In 1858 in Karlsruhe, Virchow presented the insight that life is the deeds of a cell, and that the particularities of life are identical with the particularities of a cell. He postulated that life can be explained by reference to the anatomical and chemical composition of a substance because everything that happens in nature happens in a causal and necessary manner, and this law applies to both the organic as well as the inorganic realm. Yet Virchow also stressed that he was not a materialist.

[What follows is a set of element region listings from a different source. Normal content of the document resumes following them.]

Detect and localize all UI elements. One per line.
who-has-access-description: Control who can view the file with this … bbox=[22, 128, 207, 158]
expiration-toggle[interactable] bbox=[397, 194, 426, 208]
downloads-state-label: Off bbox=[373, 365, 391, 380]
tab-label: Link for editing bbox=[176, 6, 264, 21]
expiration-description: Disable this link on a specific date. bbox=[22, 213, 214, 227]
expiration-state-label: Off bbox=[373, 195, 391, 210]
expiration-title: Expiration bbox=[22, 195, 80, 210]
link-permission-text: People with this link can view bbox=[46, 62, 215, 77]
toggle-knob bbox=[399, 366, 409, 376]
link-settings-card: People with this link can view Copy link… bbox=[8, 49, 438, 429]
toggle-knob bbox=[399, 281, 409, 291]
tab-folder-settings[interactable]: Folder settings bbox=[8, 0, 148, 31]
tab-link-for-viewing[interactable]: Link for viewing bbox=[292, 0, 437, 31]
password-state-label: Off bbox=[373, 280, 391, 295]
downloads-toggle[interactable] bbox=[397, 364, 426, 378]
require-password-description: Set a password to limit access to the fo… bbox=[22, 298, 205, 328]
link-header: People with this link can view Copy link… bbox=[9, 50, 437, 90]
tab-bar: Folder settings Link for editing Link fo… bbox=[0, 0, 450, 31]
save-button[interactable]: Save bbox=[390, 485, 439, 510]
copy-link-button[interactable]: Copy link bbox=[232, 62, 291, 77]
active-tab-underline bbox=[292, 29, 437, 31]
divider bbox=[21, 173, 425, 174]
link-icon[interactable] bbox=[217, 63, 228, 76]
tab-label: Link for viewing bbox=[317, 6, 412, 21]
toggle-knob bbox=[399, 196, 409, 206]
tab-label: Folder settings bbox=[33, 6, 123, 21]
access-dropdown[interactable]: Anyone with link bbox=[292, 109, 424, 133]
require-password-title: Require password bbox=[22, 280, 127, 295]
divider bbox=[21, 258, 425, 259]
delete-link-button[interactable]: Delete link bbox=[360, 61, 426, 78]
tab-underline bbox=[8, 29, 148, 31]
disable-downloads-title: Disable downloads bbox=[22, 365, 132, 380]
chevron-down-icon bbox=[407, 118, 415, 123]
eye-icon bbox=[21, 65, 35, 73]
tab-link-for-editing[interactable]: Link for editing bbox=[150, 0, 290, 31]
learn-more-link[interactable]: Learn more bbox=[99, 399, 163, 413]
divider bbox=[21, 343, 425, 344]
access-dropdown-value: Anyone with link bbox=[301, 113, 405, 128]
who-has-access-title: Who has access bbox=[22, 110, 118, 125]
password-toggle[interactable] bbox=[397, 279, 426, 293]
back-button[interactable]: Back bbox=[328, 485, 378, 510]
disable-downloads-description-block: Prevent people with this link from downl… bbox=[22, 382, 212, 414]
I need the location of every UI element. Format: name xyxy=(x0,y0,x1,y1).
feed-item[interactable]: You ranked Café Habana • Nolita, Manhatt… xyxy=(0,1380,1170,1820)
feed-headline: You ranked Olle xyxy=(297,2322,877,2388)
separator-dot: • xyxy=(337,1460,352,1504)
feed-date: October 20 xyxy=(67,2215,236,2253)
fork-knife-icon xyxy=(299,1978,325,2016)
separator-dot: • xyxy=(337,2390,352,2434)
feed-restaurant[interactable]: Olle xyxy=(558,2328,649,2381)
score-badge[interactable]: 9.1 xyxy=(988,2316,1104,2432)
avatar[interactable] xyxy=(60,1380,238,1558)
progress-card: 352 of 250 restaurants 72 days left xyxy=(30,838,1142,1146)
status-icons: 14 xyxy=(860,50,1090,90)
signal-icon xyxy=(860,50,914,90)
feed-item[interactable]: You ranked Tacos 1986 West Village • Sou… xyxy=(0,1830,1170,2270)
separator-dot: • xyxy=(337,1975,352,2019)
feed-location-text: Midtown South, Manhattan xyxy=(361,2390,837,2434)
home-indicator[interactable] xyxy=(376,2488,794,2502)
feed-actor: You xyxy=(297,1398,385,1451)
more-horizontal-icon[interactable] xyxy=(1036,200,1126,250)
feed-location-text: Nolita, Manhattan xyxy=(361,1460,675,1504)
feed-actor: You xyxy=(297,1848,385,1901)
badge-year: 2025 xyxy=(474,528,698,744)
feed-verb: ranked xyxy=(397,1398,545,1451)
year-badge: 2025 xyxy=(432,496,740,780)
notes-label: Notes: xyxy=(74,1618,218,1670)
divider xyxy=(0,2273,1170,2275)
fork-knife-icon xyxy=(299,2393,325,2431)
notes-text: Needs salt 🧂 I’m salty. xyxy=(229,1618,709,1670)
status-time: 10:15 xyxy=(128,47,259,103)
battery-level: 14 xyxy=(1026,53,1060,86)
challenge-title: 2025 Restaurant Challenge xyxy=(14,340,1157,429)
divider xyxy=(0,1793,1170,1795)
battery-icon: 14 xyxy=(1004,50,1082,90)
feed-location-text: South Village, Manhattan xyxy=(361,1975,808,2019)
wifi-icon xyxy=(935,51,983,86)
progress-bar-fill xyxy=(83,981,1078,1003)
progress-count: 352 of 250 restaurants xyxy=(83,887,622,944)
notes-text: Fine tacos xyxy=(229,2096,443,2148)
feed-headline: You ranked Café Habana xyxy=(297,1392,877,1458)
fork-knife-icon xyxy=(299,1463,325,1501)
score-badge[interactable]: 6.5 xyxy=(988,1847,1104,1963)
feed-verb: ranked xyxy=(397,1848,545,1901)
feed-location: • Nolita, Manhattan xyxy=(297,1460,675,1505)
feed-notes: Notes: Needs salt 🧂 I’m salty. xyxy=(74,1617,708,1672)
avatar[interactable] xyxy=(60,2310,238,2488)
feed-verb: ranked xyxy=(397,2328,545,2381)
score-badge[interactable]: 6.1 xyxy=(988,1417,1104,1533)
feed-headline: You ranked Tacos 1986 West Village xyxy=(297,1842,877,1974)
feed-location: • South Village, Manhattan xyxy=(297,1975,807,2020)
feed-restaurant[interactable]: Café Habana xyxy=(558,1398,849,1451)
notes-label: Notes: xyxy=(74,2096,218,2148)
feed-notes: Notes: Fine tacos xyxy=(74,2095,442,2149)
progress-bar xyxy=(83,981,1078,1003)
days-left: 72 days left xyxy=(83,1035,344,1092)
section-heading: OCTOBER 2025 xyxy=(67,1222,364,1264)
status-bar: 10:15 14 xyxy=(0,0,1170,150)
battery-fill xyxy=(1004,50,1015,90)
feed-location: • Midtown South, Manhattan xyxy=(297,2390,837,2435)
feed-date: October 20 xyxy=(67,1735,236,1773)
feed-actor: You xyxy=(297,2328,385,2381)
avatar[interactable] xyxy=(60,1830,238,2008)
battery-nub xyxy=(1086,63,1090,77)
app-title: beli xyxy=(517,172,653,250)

Having clarified Virchow’s scientific method and the relationship of anthropology to the other sciences, some of his anthropological findings should be mentioned. Originally, Virchow held that there is s direct link between the size of a skull and the cultural and intellectual state of development of humanity. In addition, he held that not only the size but also the aesthetic qualities of a skull are relevant for ones intellectual capacities. However, the more skulls he investigated, the more he doubted these positions. As he did not wish to put forward unfounded theories, he dedicated himself to collecting empirical data, which meant that Virchow had an enormous collection of skulls. From this data, Virchow inferred that there is a distinction between the biological and the cultural development of human beings—a position that was opposed to the evolutionism dominant in Britain. Virchow’s theory was based on the thesis of the unchangingness of the human race, as defended by his former pupil, the anthropologist Julius Kollmann. However, in contrast to Kollmann he did not hold the absolute permanence of human beings, but claimed that human beings could not have developed from great apes during the period of time for which we have empirical data. The question concerning the origin of human beings can only be answered philosophically; however, it was his intention to deal only with theories that could be based on solid empirical data. In principle, he acknowledged the descent of human beings from great apes as a hypothesis.
References:
- Boyd, B. A. (1991). Rudolf Virchow: The scientist as citizen. New York: Taylor & Francis.
- Rather, L. J. (1990). Commentary on the medical writings of Rudolf Virchow: Based on Schwalbe ‘s Virchow-Bibliographie, 1843-1901. San Francisco: Jeremy Norman.
- Virchow, R. L. K. (1971). Cellular pathology as based upon physiological and pathological histology. New York: Dover.
- Virchow, R. L. K. (1985). Collected essays on public health and epidemiology (Vols. 1-2, L. J. Rather, Ed.). Canton, MA: Watson Publishing International.